Comparing teams from different eras is a fruitless pursuit, but it is fun and it will fill up a few long winter nights ahead.
Are Dublin the greatest team ever to lace boots in Gaelic football? It’s hard to say…
They’ve won four in a row - a first for a team in the capital and only the fourth time in over a century and a quarter that it’s been done in the big ball game. They’re in rarified air, living with the best.
There’s little doubt that they’d have beaten the Wexford team of the early 20th century and the Kerry side of the thirties. They’d have beaten the golden years Kingdom team as well.
Whenever the next great team come along, it'll be said that they would have beaten today's best too. That’s not to say they’re better than them though.
Dublin are without doubt the best-prepared, best-conditioned, best-resourced side in football history. They’re bigger, fitter, faster and stronger than anything that has gone before because they are a product of the modern era.
Kerry 1979 were better than Kerry 1929 because, at the time, they were cutting edge.
Is Brian Fenton a better footballer than Jack O’Shea was? Maybe, maybe not, but comparing a player from the seventies with a player from the current day is apples and oranges.
Kerry won eight All-Ireland titles under Mick O’Dwyer, a stand alone in 1975, four in-a-row between ’78 and ’81 and then three back-to-back from ’84 to ’86.
The Kingdom put four on the bounce 1929 to ’32, following on from Wexford’s 1915 to ’18 foursome.
Modern-day Dublin have six All-Ireland titles in eight years. They came in 2011, ’13, ’15, ’16, ’17 and ’18. In that time they’ve won five League titles and compiled a record-breaking 36-game unbeaten run in competitive matches.
Five in a row, something never done in hurling or football before, doesn’t look beyond them given the distance they’ve put between themselves and the chasing pack over the past 12 months.
Wexford, Kerry, Dublin. They’re all great teams, just don’t compare them.
Let’s just enjoy the Dubs for what they are because it could be a lifetime before the next great team comes along.
This year’s football championship has taken a fair bashing from the critics and Dublin’s style of play hasn’t been for everyone. The swashbuckling early years of Gavin’s management have given way to a more thoughtful, slower style.
That shouldn’t take away from any of their achievements. Eleven of them now have six All-Ireland medals.
One of them, in his 200th competitive game for the Dubs, Stephen Cluxton, captained a team to an All-Ireland title for a fifth time - another record. He made his debut in 2001 and had to wait ten years for his first All-Ireland.
Other six-timers are Cian O’Sullivan, James McCarthy and Philly McMahon, who all started in the 2-17 to 1-14 win over Tyrone.
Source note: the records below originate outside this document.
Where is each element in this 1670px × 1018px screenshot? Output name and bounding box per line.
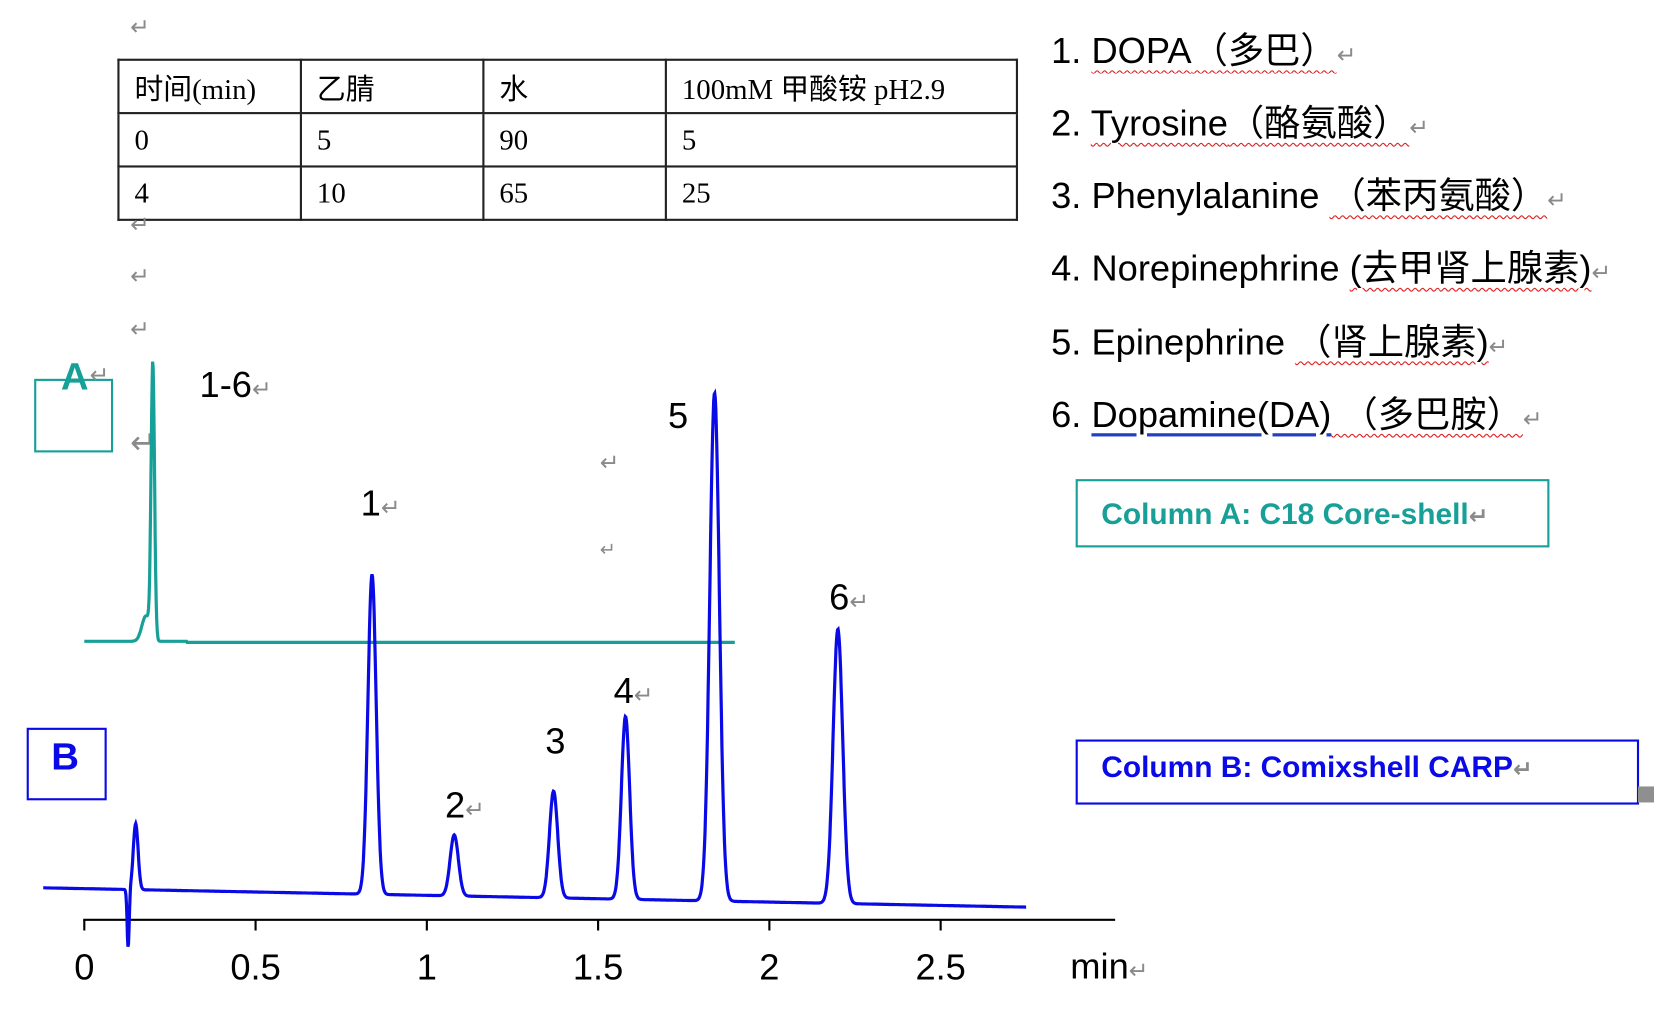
legend-item-4: 4. Norepinephrine (去甲肾上腺素)↵ xyxy=(1051,248,1612,290)
table-row: 4 10 65 25 xyxy=(117,165,1019,221)
peak-label: 3 xyxy=(545,721,566,762)
x-tick-label: 0.5 xyxy=(230,947,280,988)
trace-a-tag: A xyxy=(60,354,89,399)
gradient-table: 时间(min) 乙腈 水 100mM 甲酸铵 pH2.9 0 5 90 5 4 … xyxy=(117,58,1019,221)
series-b-line xyxy=(43,388,1027,948)
resize-handle[interactable] xyxy=(1637,786,1655,803)
table-header-row: 时间(min) 乙腈 水 100mM 甲酸铵 pH2.9 xyxy=(117,58,1019,115)
x-axis-label: min↵ xyxy=(1070,946,1149,988)
table-cell: 4 xyxy=(117,165,302,221)
peak-label: 5 xyxy=(668,395,689,437)
legend-item-3: 3. Phenylalanine （苯丙氨酸）↵ xyxy=(1051,176,1567,217)
peak-label: 4↵ xyxy=(613,671,654,712)
table-header: 水 xyxy=(482,58,667,115)
paragraph-mark: ↵ xyxy=(130,212,150,240)
trace-b-tag-box xyxy=(26,727,107,801)
legend-item-1: 1. DOPA（多巴）↵ xyxy=(1051,30,1357,72)
legend-item-2: 2. Tyrosine（酪氨酸）↵ xyxy=(1051,103,1429,145)
table-cell: 90 xyxy=(482,112,667,168)
trace-a-tag-box xyxy=(34,378,114,453)
table-cell: 0 xyxy=(117,112,302,168)
paragraph-mark: ↵ xyxy=(89,362,110,390)
table-cell: 25 xyxy=(664,165,1019,221)
trace-b-tag: B xyxy=(51,734,79,778)
peak-label: 1↵ xyxy=(360,483,401,524)
peak-label: 1-6↵ xyxy=(199,364,272,406)
table-cell: 5 xyxy=(299,112,485,168)
table-header: 乙腈 xyxy=(299,58,485,115)
x-tick-label: 1.5 xyxy=(573,947,623,988)
peak-label: 2↵ xyxy=(444,785,485,826)
legend-item-5: 5. Epinephrine （肾上腺素)↵ xyxy=(1051,322,1509,363)
paragraph-mark: ↵ xyxy=(130,263,150,291)
paragraph-mark: ↵ xyxy=(130,14,150,42)
x-tick-label: 1 xyxy=(417,947,437,988)
x-tick-label: 0 xyxy=(74,947,94,988)
peak-label: 6↵ xyxy=(829,577,870,618)
paragraph-mark: ↵ xyxy=(130,316,150,344)
column-b-label: Column B: Comixshell CARP xyxy=(1101,750,1513,784)
legend-item-6: 6. Dopamine(DA) （多巴胺）↵ xyxy=(1051,394,1543,436)
table-cell: 5 xyxy=(664,112,1019,168)
table-header: 100mM 甲酸铵 pH2.9 xyxy=(664,58,1019,115)
paragraph-mark: ↵ xyxy=(599,538,616,562)
x-tick-label: 2 xyxy=(759,947,779,988)
table-cell: 10 xyxy=(299,165,485,221)
table-header: 时间(min) xyxy=(117,58,302,115)
series-a-line xyxy=(84,361,735,644)
paragraph-mark: ↵ xyxy=(599,450,620,477)
x-tick-label: 2.5 xyxy=(915,947,965,988)
table-row: 0 5 90 5 xyxy=(117,112,1019,168)
table-cell: 65 xyxy=(482,165,667,221)
column-a-label-box: Column A: C18 Core-shell↵ xyxy=(1075,479,1550,548)
column-a-label: Column A: C18 Core-shell xyxy=(1101,497,1469,531)
column-b-label-box: Column B: Comixshell CARP↵ xyxy=(1075,739,1640,805)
Darren Daly, Mick Fitzsimons, Michael Darragh Macauley and Kevin McManamon all came off the bench on the occasion of their sixth.
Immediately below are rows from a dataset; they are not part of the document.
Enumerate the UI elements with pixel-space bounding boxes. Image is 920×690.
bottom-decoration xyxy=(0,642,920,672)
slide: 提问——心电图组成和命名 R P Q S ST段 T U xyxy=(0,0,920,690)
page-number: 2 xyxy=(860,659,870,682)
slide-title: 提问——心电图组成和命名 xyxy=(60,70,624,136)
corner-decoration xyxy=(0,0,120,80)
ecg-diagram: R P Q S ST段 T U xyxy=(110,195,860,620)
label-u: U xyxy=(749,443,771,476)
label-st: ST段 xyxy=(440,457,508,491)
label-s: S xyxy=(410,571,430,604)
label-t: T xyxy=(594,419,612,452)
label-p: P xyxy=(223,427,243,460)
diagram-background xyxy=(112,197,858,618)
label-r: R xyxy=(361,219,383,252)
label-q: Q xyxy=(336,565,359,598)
Eoghan O’Gara and Paul Flynn were on the bench, but didn’t get a run and Bernard Brogan didn’t make the match-day 26 as he comes back from a cruciate knee ligament injury, though all saw championship game-time this season.
Super sub McManamon explained: "It’s tricky because there are such warriors there on the second 15 that have played so many games, won All Stars, won everything, big players and big personalities in our team.
"They have absolutely the same responsibility in terms of delivering success as the lads that start the game, we always appreciate that and it’s the sum of our parts - we do have a great panel."
Brian Fenton has four All-Ireland medals and he’s never lost a championship game with the Dubs. Jim Gavin has been in charge for six seasons and he’s only ever been beaten once in the summer - dropping the result to Donegal in the 2014 semi-final. It's 28 Championship games unbeaten since then.
But the backbone of this team continues to change. There was more experience on the bench than on the pitch, with players like Eoin Murchan and Brian Howard winning their first All-Irelands on the field of play.
Con O’Callaghan is just in his second season, Jack McCaffrey is only 24 years old, Paul Mannion 25, the same as Ciarán Kilkenny.
McManamon said: "There has been so many slow shifts in the personnel, the management team, different players sticking their hands up at different times. Each year it’s always shifting. Treat each year with respect."
Respect. Treat each year and each era with respect. One isn’t better than the other. They’re just different.